Use them to represent reality more honestly:
temp()for intermediates you do not intend to preserve as durable outputsprotected()for outputs that should not be overwritten casuallyshadowwhen a tool makes a mess and needs isolated working space
These features should clarify the workflow contract, not paper over a confusing one.
A small failure scenario¶
Imagine a report rule that writes directly to results/report.tsv and only logs to the
terminal.
If it fails halfway through, you get:
- a final path that may exist but be incomplete
- a mixed terminal log that is hard to connect back to one specific job
- no durable evidence for later review
A better design gives:
- temp-to-final publish semantics
- one job log path
- optional benchmark or audit artifacts
That design is easier to debug and easier to trust.
The evidence loop for output trust¶
When a rule fails or an output looks suspicious, inspect:
- whether the final output path exists
- whether the corresponding log exists
- whether the file was published atomically or written in place
- whether the workflow treats the file as final, temporary, or protected
That review is often more useful than immediately rerunning the workflow.

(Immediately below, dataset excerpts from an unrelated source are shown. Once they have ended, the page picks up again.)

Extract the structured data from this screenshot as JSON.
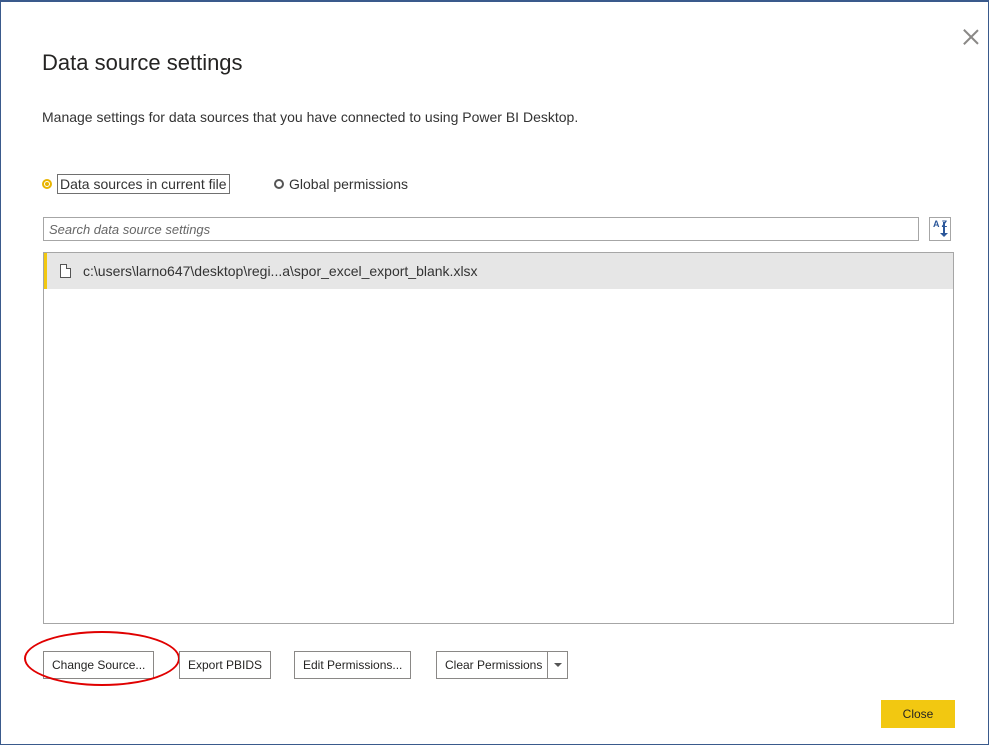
{
  "dialog": {
    "title": "Data source settings",
    "subtitle": "Manage settings for data sources that you have connected to using Power BI Desktop."
  },
  "scope": {
    "options": [
      {
        "label": "Data sources in current file",
        "selected": true
      },
      {
        "label": "Global permissions",
        "selected": false
      }
    ]
  },
  "search": {
    "placeholder": "Search data source settings",
    "value": ""
  },
  "sort": {
    "icon": "sort-az-icon",
    "glyph": "A Z"
  },
  "sources": [
    {
      "path": "c:\\users\\larno647\\desktop\\regi...a\\spor_excel_export_blank.xlsx",
      "icon": "file-icon",
      "selected": true
    }
  ],
  "actions": {
    "change_source": "Change Source...",
    "export_pbids": "Export PBIDS",
    "edit_permissions": "Edit Permissions...",
    "clear_permissions": "Clear Permissions"
  },
  "footer": {
    "close": "Close"
  },
  "colors": {
    "accent": "#f2c811",
    "highlight_annotation": "#e00000",
    "window_border": "#3a5a8c"
  }
}
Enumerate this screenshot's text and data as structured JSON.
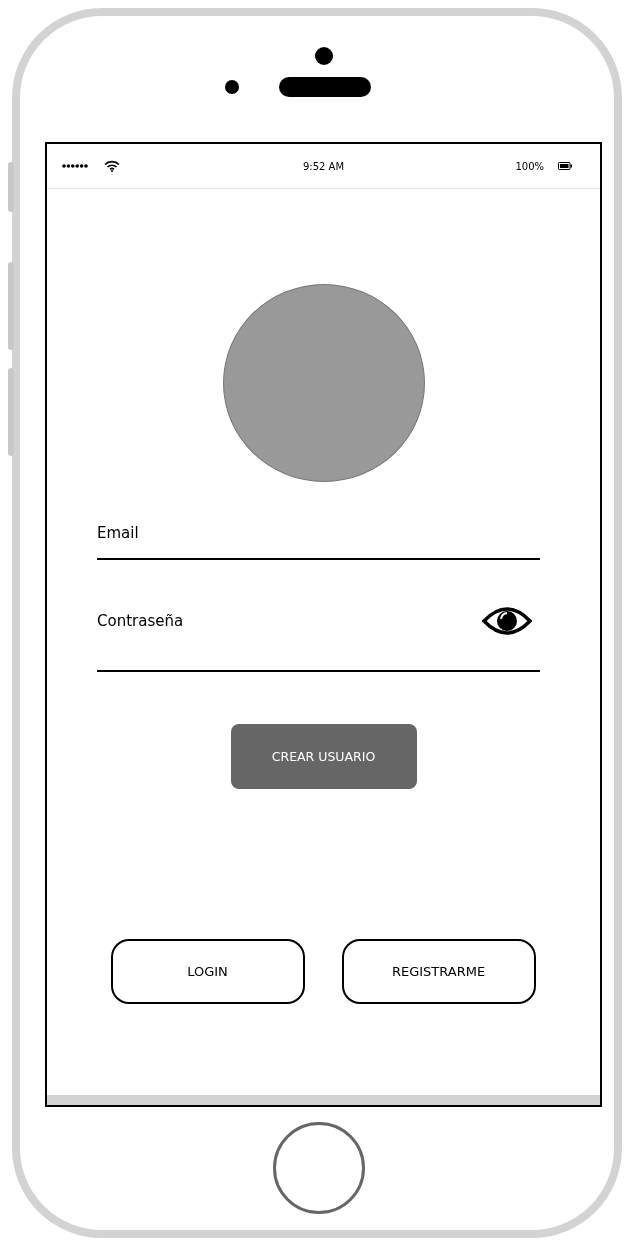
{
  "status_bar": {
    "time": "9:52 AM",
    "battery": "100%"
  },
  "fields": [
    {
      "kind": "email",
      "placeholder": "Email"
    },
    {
      "kind": "password",
      "placeholder": "Contraseña"
    }
  ],
  "primary_button": {
    "label": "CREAR USUARIO"
  },
  "buttons": [
    {
      "label": "LOGIN"
    },
    {
      "label": "REGISTRARME"
    }
  ]
}
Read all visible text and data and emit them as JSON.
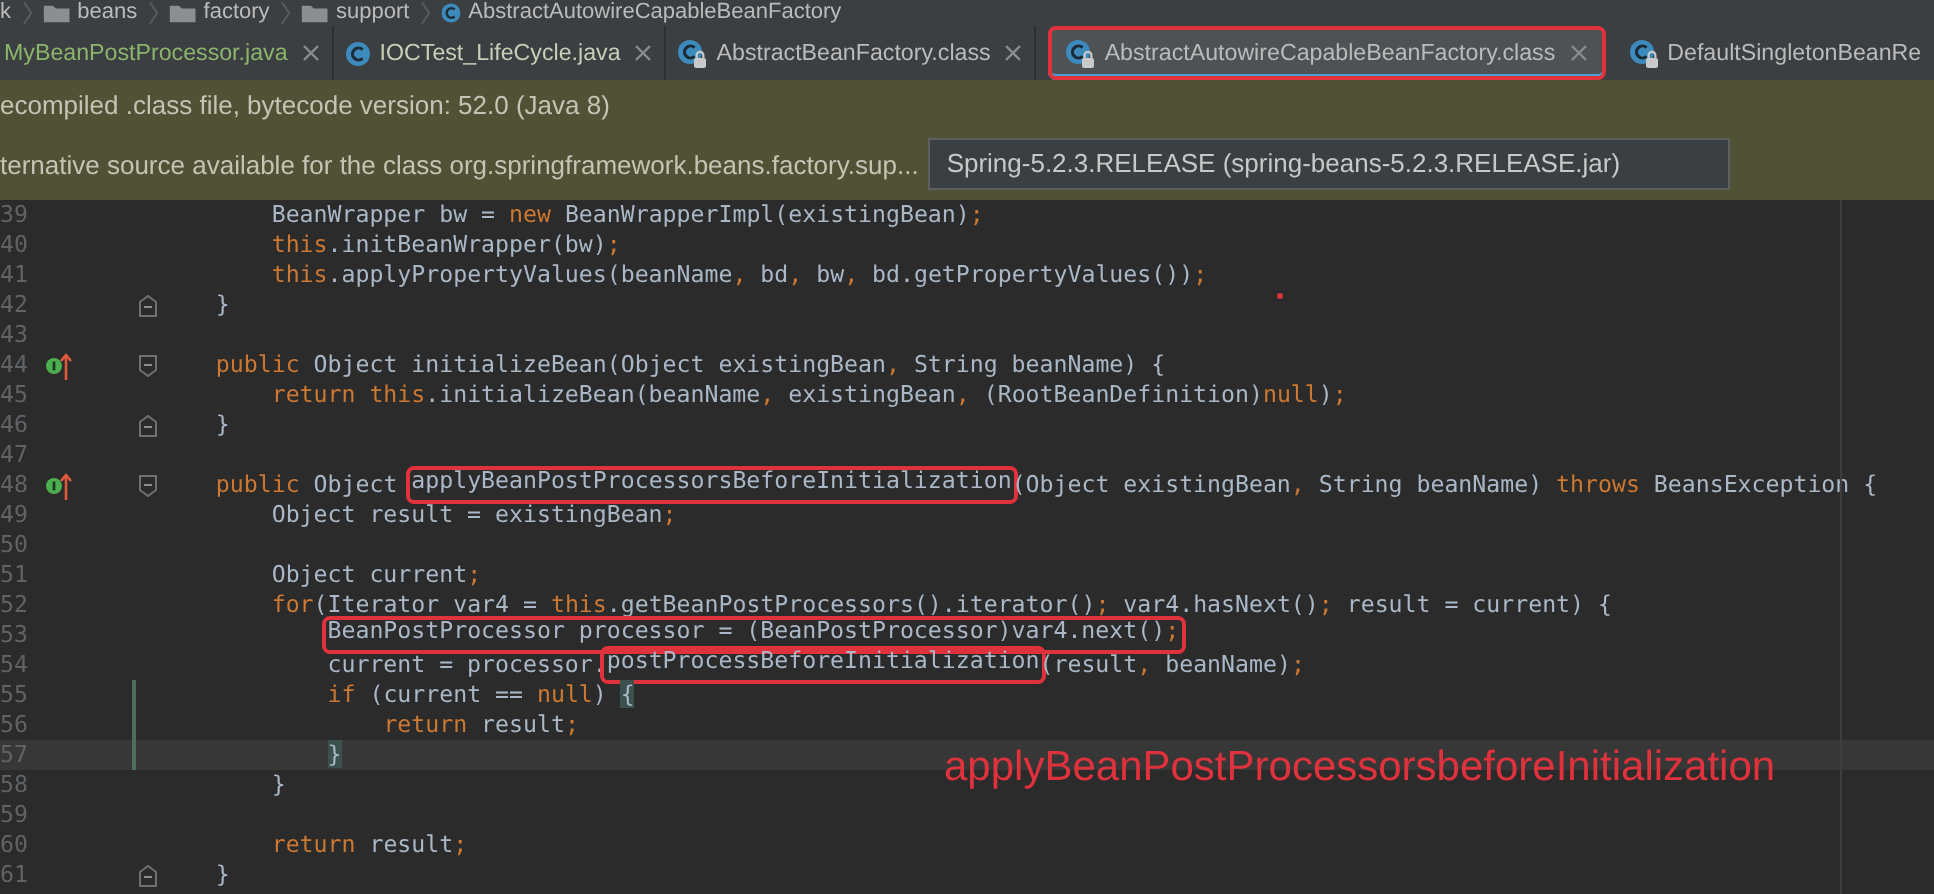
{
  "breadcrumb": [
    {
      "label": "k",
      "kind": "plain"
    },
    {
      "label": "beans",
      "kind": "folder"
    },
    {
      "label": "factory",
      "kind": "folder"
    },
    {
      "label": "support",
      "kind": "folder"
    },
    {
      "label": "AbstractAutowireCapableBeanFactory",
      "kind": "class"
    }
  ],
  "tabs": [
    {
      "label": "MyBeanPostProcessor.java",
      "kind": "plain",
      "color": "#8cb56c",
      "selected": false,
      "closable": true,
      "boxed": false
    },
    {
      "label": "IOCTest_LifeCycle.java",
      "kind": "java",
      "color": "#c7cfb8",
      "selected": false,
      "closable": true,
      "boxed": false
    },
    {
      "label": "AbstractBeanFactory.class",
      "kind": "class",
      "color": "#bbbbbb",
      "selected": false,
      "closable": true,
      "boxed": false
    },
    {
      "label": "AbstractAutowireCapableBeanFactory.class",
      "kind": "class",
      "color": "#bbbbbb",
      "selected": true,
      "closable": true,
      "boxed": true
    },
    {
      "label": "DefaultSingletonBeanRe",
      "kind": "class",
      "color": "#bbbbbb",
      "selected": false,
      "closable": false,
      "boxed": false
    }
  ],
  "notice": {
    "text": "ecompiled .class file, bytecode version: 52.0 (Java 8)"
  },
  "source_notice": {
    "text": "ternative source available for the class org.springframework.beans.factory.sup...",
    "library": "Spring-5.2.3.RELEASE (spring-beans-5.2.3.RELEASE.jar)"
  },
  "code_lines": [
    {
      "number": "39",
      "overrides": false,
      "changed": false,
      "current": false,
      "segments": [
        {
          "boxed": false,
          "tokens": [
            {
              "text": "        BeanWrapper bw = ",
              "kind": "plain"
            },
            {
              "text": "new",
              "kind": "keyword"
            },
            {
              "text": " BeanWrapperImpl(existingBean)",
              "kind": "plain"
            },
            {
              "text": ";",
              "kind": "punct"
            }
          ]
        }
      ]
    },
    {
      "number": "40",
      "overrides": false,
      "changed": false,
      "current": false,
      "segments": [
        {
          "boxed": false,
          "tokens": [
            {
              "text": "        this",
              "kind": "keyword"
            },
            {
              "text": ".initBeanWrapper(bw)",
              "kind": "plain"
            },
            {
              "text": ";",
              "kind": "punct"
            }
          ]
        }
      ]
    },
    {
      "number": "41",
      "overrides": false,
      "changed": false,
      "current": false,
      "segments": [
        {
          "boxed": false,
          "tokens": [
            {
              "text": "        this",
              "kind": "keyword"
            },
            {
              "text": ".applyPropertyValues(beanName",
              "kind": "plain"
            },
            {
              "text": ",",
              "kind": "punct"
            },
            {
              "text": " bd",
              "kind": "plain"
            },
            {
              "text": ",",
              "kind": "punct"
            },
            {
              "text": " bw",
              "kind": "plain"
            },
            {
              "text": ",",
              "kind": "punct"
            },
            {
              "text": " bd.getPropertyValues())",
              "kind": "plain"
            },
            {
              "text": ";",
              "kind": "punct"
            }
          ]
        }
      ]
    },
    {
      "number": "42",
      "overrides": false,
      "changed": false,
      "current": false,
      "fold_close": true,
      "segments": [
        {
          "boxed": false,
          "tokens": [
            {
              "text": "    }",
              "kind": "plain"
            }
          ]
        }
      ]
    },
    {
      "number": "43",
      "overrides": false,
      "changed": false,
      "current": false
    },
    {
      "number": "44",
      "overrides": true,
      "changed": false,
      "current": false,
      "fold_open": true,
      "segments": [
        {
          "boxed": false,
          "tokens": [
            {
              "text": "    public",
              "kind": "keyword"
            },
            {
              "text": " Object initializeBean(Object existingBean",
              "kind": "plain"
            },
            {
              "text": ",",
              "kind": "punct"
            },
            {
              "text": " String beanName) {",
              "kind": "plain"
            }
          ]
        }
      ]
    },
    {
      "number": "45",
      "overrides": false,
      "changed": false,
      "current": false,
      "segments": [
        {
          "boxed": false,
          "tokens": [
            {
              "text": "        return this",
              "kind": "keyword"
            },
            {
              "text": ".initializeBean(beanName",
              "kind": "plain"
            },
            {
              "text": ",",
              "kind": "punct"
            },
            {
              "text": " existingBean",
              "kind": "plain"
            },
            {
              "text": ",",
              "kind": "punct"
            },
            {
              "text": " (RootBeanDefinition)",
              "kind": "plain"
            },
            {
              "text": "null",
              "kind": "keyword"
            },
            {
              "text": ")",
              "kind": "plain"
            },
            {
              "text": ";",
              "kind": "punct"
            }
          ]
        }
      ]
    },
    {
      "number": "46",
      "overrides": false,
      "changed": false,
      "current": false,
      "fold_close": true,
      "segments": [
        {
          "boxed": false,
          "tokens": [
            {
              "text": "    }",
              "kind": "plain"
            }
          ]
        }
      ]
    },
    {
      "number": "47",
      "overrides": false,
      "changed": false,
      "current": false
    },
    {
      "number": "48",
      "overrides": true,
      "changed": false,
      "current": false,
      "fold_open": true,
      "segments": [
        {
          "boxed": false,
          "tokens": [
            {
              "text": "    public",
              "kind": "keyword"
            },
            {
              "text": " Object ",
              "kind": "plain"
            }
          ]
        },
        {
          "boxed": true,
          "tokens": [
            {
              "text": "applyBeanPostProcessorsBeforeInitialization",
              "kind": "plain"
            }
          ]
        },
        {
          "boxed": false,
          "tokens": [
            {
              "text": "(Object existingBean",
              "kind": "plain"
            },
            {
              "text": ",",
              "kind": "punct"
            },
            {
              "text": " String beanName) ",
              "kind": "plain"
            },
            {
              "text": "throws",
              "kind": "keyword"
            },
            {
              "text": " BeansException {",
              "kind": "plain"
            }
          ]
        }
      ]
    },
    {
      "number": "49",
      "overrides": false,
      "changed": false,
      "current": false,
      "segments": [
        {
          "boxed": false,
          "tokens": [
            {
              "text": "        Object result = existingBean",
              "kind": "plain"
            },
            {
              "text": ";",
              "kind": "punct"
            }
          ]
        }
      ]
    },
    {
      "number": "50",
      "overrides": false,
      "changed": false,
      "current": false
    },
    {
      "number": "51",
      "overrides": false,
      "changed": false,
      "current": false,
      "segments": [
        {
          "boxed": false,
          "tokens": [
            {
              "text": "        Object current",
              "kind": "plain"
            },
            {
              "text": ";",
              "kind": "punct"
            }
          ]
        }
      ]
    },
    {
      "number": "52",
      "overrides": false,
      "changed": false,
      "current": false,
      "segments": [
        {
          "boxed": false,
          "tokens": [
            {
              "text": "        for",
              "kind": "keyword"
            },
            {
              "text": "(Iterator var4 = ",
              "kind": "plain"
            },
            {
              "text": "this",
              "kind": "keyword"
            },
            {
              "text": ".getBeanPostProcessors().iterator()",
              "kind": "plain"
            },
            {
              "text": ";",
              "kind": "punct"
            },
            {
              "text": " var4.hasNext()",
              "kind": "plain"
            },
            {
              "text": ";",
              "kind": "punct"
            },
            {
              "text": " result = current) {",
              "kind": "plain"
            }
          ]
        }
      ]
    },
    {
      "number": "53",
      "overrides": false,
      "changed": false,
      "current": false,
      "segments": [
        {
          "boxed": true,
          "tokens": [
            {
              "text": "            BeanPostProcessor processor = (BeanPostProcessor)var4.next()",
              "kind": "plain"
            },
            {
              "text": ";",
              "kind": "punct"
            }
          ]
        }
      ]
    },
    {
      "number": "54",
      "overrides": false,
      "changed": false,
      "current": false,
      "segments": [
        {
          "boxed": false,
          "tokens": [
            {
              "text": "            current = processor.",
              "kind": "plain"
            }
          ]
        },
        {
          "boxed": true,
          "tokens": [
            {
              "text": "postProcessBeforeInitialization",
              "kind": "plain"
            }
          ]
        },
        {
          "boxed": false,
          "tokens": [
            {
              "text": "(result",
              "kind": "plain"
            },
            {
              "text": ",",
              "kind": "punct"
            },
            {
              "text": " beanName)",
              "kind": "plain"
            },
            {
              "text": ";",
              "kind": "punct"
            }
          ]
        }
      ]
    },
    {
      "number": "55",
      "overrides": false,
      "changed": true,
      "current": false,
      "segments": [
        {
          "boxed": false,
          "tokens": [
            {
              "text": "            if",
              "kind": "keyword"
            },
            {
              "text": " (current == ",
              "kind": "plain"
            },
            {
              "text": "null",
              "kind": "keyword"
            },
            {
              "text": ") ",
              "kind": "plain"
            },
            {
              "text": "{",
              "kind": "brace"
            }
          ]
        }
      ]
    },
    {
      "number": "56",
      "overrides": false,
      "changed": true,
      "current": false,
      "segments": [
        {
          "boxed": false,
          "tokens": [
            {
              "text": "                return",
              "kind": "keyword"
            },
            {
              "text": " result",
              "kind": "plain"
            },
            {
              "text": ";",
              "kind": "punct"
            }
          ]
        }
      ]
    },
    {
      "number": "57",
      "overrides": false,
      "changed": true,
      "current": true,
      "segments": [
        {
          "boxed": false,
          "tokens": [
            {
              "text": "            }",
              "kind": "brace"
            }
          ]
        }
      ]
    },
    {
      "number": "58",
      "overrides": false,
      "changed": false,
      "current": false,
      "segments": [
        {
          "boxed": false,
          "tokens": [
            {
              "text": "        }",
              "kind": "plain"
            }
          ]
        }
      ]
    },
    {
      "number": "59",
      "overrides": false,
      "changed": false,
      "current": false
    },
    {
      "number": "60",
      "overrides": false,
      "changed": false,
      "current": false,
      "segments": [
        {
          "boxed": false,
          "tokens": [
            {
              "text": "        return",
              "kind": "keyword"
            },
            {
              "text": " result",
              "kind": "plain"
            },
            {
              "text": ";",
              "kind": "punct"
            }
          ]
        }
      ]
    },
    {
      "number": "61",
      "overrides": false,
      "changed": false,
      "current": false,
      "fold_close": true,
      "segments": [
        {
          "boxed": false,
          "tokens": [
            {
              "text": "    }",
              "kind": "plain"
            }
          ]
        }
      ]
    }
  ],
  "annotation": {
    "text": "applyBeanPostProcessorsbeforeInitialization"
  }
}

A strong explanation sounds like this¶
Weak explanation:
the output is weird after failure.
Stronger explanation:
the rule wrote directly to the final output path before the command completed, so failure left behind a poison artifact that looked publishable. The repair is to write to a temp path, rename only on success, and keep a per-job log for diagnosis.
That explanation identifies both the contract defect and the repair pattern.
Failure signatures worth recognizing¶
"A final output exists, but its contents are truncated or obviously incomplete"¶
That is usually a non-atomic publication problem.
"The workflow failed and now the next run behaves strangely"¶
That often means a poison artifact survived failure and is being mistaken for a legitimate final state.
"We know the job failed, but not which sample or rule caused it"¶
That usually means logs were not separated per job or preserved as usable evidence.
"Someone added temp() or shadow and now nobody knows what the real output contract is"¶
That means representational helpers are being used without a clear explanation of their role.
What this page wants you to remember¶
Trustworthy workflows do not merely create files. They publish files carefully.
A final output should be complete or absent. A failure should leave evidence. A log should help a human locate the problem quickly.
That publication discipline is what turns a beginner workflow into one people can actually work with.